The goal of this article is to compare the accuracy performance of the DataSketches Quantiles Sketch to an exact, brute-force computation using actual data extracted from one of our back-end servers.
Please get familiar with the Tutorial for quantiles.
The implementation of this Quantiles Sketch was originally inspired by Mergable Summaries, PODS, May, 2012 paper by Agarwal, Cormode, Huang, Phillips, Wei, and Yi.
The data file used for this evaluation, streamA.txt, is real data extracted from one of our back-end servers. It represents one hour of web-site time-spent data measured in milliseconds. The data in this file has a smooth and well-behaved value distribution with a wide dynamic range. It is a text file and consists of consecutive strings of numeric values separated by a line-feeds. Its size is about 2GB.
In order to measure the accuracy of the Approximate Histogram, we need an exact, brute-force analysis of streamA.txt.
The process for creating these comparison standards can be found here.
The DataSketches Quantiles Sketch provides a very straightforward tradeoff between sketch size and accuracy as the next two examples show.
The CDF plot:
The green dots in the above plot represents the Exact cumulative distribution (CDF) of ranks to quantile values. The red circles represent the values returned from the DS Quantiles Sketch getQuantiles(double[]) function.

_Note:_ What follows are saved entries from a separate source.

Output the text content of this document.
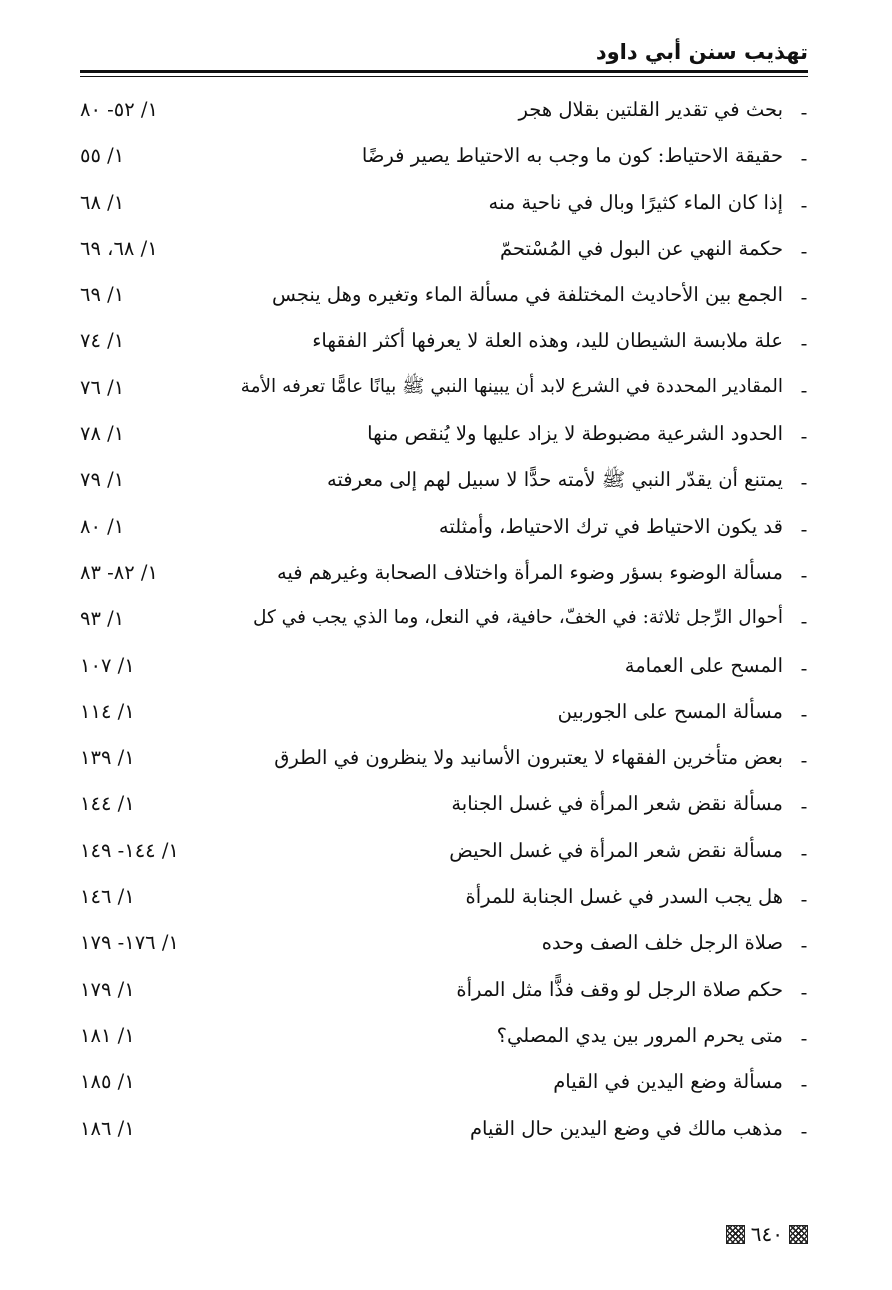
تهذيب سنن أبي داود
-
بحث في تقدير القلتين بقلال هجر
١/ ٥٢- ٨٠
-
حقيقة الاحتياط: كون ما وجب به الاحتياط يصير فرضًا
١/ ٥٥
-
إذا كان الماء كثيرًا وبال في ناحية منه
١/ ٦٨
-
حكمة النهي عن البول في المُسْتحمّ
١/ ٦٨، ٦٩
-
الجمع بين الأحاديث المختلفة في مسألة الماء وتغيره وهل ينجس
١/ ٦٩
-
علة ملابسة الشيطان لليد، وهذه العلة لا يعرفها أكثر الفقهاء
١/ ٧٤
-
المقادير المحددة في الشرع لابد أن يبينها النبي ﷺ بيانًا عامًّا تعرفه الأمة
١/ ٧٦
-
الحدود الشرعية مضبوطة لا يزاد عليها ولا يُنقص منها
١/ ٧٨
-
يمتنع أن يقدّر النبي ﷺ لأمته حدًّا لا سبيل لهم إلى معرفته
١/ ٧٩
-
قد يكون الاحتياط في ترك الاحتياط، وأمثلته
١/ ٨٠
-
مسألة الوضوء بسؤر وضوء المرأة واختلاف الصحابة وغيرهم فيه
١/ ٨٢- ٨٣
-
أحوال الرِّجل ثلاثة: في الخفّ، حافية، في النعل، وما الذي يجب في كل
١/ ٩٣
-
المسح على العمامة
١/ ١٠٧
-
مسألة المسح على الجوربين
١/ ١١٤
-
بعض متأخرين الفقهاء لا يعتبرون الأسانيد ولا ينظرون في الطرق
١/ ١٣٩
-
مسألة نقض شعر المرأة في غسل الجنابة
١/ ١٤٤
-
مسألة نقض شعر المرأة في غسل الحيض
١/ ١٤٤- ١٤٩
-
هل يجب السدر في غسل الجنابة للمرأة
١/ ١٤٦
-
صلاة الرجل خلف الصف وحده
١/ ١٧٦- ١٧٩
-
حكم صلاة الرجل لو وقف فذًّا مثل المرأة
١/ ١٧٩
-
متى يحرم المرور بين يدي المصلي؟
١/ ١٨١
-
مسألة وضع اليدين في القيام
١/ ١٨٥
-
مذهب مالك في وضع اليدين حال القيام
١/ ١٨٦
٦٤٠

The plot reveals a very tight fit to the exact quantiles over the full range. The thin black and blue lines just to the left and right of the plotted points represent the lower-bound and upper-bound error derived from the sketch’s getLowerBound() and getUpperBound() functions.
The Histogram plot:
The next plot is the Histogram generated from the values returned by the getPMF(double[]) function. Each of the returned values is multiplied by getN() to produce the respecive mass of each bin. The Green bars represent the Exact Distribution, and the Orange bars represent the results obtained from the DS Quantiles sketch. You can see that they match pretty well.
The CDF plot:
Note the wider interval between the upper and lower bounds curves:
The Histogram plot:
A little noiser but still tracks the exact shape pretty well:
The following are used to create the plots above.
Run the above profilers as a java application and supply the config file as the single argument. The program will check if the data file has been unzipped, and if not it will unzip it for you.